Disciplina organica dei contratti di lavoro e revisione della normativa in tema di mansioni, a norma dell'articolo 1, comma 7, della legge 10 dicembre 2014, n. 183. (G.U. 24.06.2015, n. 144 - S.O. n. 34)

Capo III - Lavoro a tempo determinato

Art. 28 - Decadenza e tutele

1. L'impugnazione del contratto a tempo determinato deve avvenire, con le modalità previste dal primo comma dell'articolo 6 della legge 15 luglio 1966, n. 604, entro centottanta giorni dalla cessazione del singolo contratto.
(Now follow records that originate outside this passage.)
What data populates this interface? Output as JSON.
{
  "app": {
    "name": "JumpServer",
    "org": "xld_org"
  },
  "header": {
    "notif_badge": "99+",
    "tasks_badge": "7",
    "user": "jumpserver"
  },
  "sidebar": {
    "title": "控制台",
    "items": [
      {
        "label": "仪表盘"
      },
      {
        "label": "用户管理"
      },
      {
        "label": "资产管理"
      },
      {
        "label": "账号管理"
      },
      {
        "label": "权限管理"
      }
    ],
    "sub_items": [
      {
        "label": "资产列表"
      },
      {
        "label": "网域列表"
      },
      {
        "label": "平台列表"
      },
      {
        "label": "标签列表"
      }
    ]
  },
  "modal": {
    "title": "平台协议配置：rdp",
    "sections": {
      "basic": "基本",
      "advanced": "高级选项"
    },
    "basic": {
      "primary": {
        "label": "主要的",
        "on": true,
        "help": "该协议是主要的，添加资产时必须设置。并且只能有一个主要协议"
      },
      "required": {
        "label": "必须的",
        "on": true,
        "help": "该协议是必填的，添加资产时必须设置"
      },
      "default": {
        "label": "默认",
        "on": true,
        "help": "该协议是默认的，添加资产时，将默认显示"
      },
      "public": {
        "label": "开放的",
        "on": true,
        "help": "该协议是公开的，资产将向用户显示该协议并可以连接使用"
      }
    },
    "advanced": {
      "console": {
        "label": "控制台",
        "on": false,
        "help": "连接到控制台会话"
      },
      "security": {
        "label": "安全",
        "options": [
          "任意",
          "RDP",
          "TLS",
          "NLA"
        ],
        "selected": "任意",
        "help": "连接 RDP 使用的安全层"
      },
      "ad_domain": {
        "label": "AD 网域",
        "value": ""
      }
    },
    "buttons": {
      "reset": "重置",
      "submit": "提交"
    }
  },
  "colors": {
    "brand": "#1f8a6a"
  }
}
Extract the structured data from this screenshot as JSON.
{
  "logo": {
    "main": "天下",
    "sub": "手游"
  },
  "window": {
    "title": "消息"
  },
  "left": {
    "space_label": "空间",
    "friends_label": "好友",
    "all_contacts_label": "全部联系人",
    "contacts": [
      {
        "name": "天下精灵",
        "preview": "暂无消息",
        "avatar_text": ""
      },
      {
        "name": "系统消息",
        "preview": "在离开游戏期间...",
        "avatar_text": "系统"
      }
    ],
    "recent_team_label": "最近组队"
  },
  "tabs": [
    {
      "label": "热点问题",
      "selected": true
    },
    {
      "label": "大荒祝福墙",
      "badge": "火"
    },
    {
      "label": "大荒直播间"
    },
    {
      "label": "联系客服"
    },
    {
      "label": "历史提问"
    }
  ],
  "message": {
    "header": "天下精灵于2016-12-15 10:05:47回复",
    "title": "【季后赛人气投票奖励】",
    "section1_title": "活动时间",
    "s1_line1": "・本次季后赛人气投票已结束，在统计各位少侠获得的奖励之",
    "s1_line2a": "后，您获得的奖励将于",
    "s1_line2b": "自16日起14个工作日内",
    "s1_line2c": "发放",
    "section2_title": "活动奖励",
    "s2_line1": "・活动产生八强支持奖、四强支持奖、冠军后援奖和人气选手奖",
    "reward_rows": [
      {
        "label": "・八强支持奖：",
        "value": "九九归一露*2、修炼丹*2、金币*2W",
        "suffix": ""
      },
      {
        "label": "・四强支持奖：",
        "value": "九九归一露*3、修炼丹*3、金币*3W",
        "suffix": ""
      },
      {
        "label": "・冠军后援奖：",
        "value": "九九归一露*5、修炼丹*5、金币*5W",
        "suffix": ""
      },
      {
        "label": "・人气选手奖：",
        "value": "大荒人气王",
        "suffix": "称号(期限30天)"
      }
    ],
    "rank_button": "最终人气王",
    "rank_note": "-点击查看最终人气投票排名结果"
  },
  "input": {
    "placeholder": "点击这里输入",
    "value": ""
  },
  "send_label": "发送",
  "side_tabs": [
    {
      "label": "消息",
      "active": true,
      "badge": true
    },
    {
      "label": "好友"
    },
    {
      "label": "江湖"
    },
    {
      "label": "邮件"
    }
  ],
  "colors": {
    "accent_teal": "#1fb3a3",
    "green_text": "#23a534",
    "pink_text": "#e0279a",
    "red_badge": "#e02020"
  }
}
Trova altresì applicazione il secondo comma del suddetto articolo 6. 14

2. Nei casi di trasformazione del contratto a tempo determinato in contratto a tempo indeterminato, il giudice condanna il datore di lavoro al risarcimento del danno a favore del lavoratore stabilendo un'indennità onnicomprensiva nella misura compresa tra un minimo di 2,5 e un massimo di 12 mensilità dell'ultima retribuzione di riferimento per il calcolo del trattamento di fine rapporto, avuto riguardo ai criteri indicati nell'articolo 8 della legge n. 604 del 1966. La predetta indennità ristora per intero il pregiudizio subito dal lavoratore, comprese le conseguenze retributive e contributive relative al periodo compreso tra la scadenza del termine e la pronuncia con la quale il giudice ha ordinato la ricostituzione del rapporto di lavoro.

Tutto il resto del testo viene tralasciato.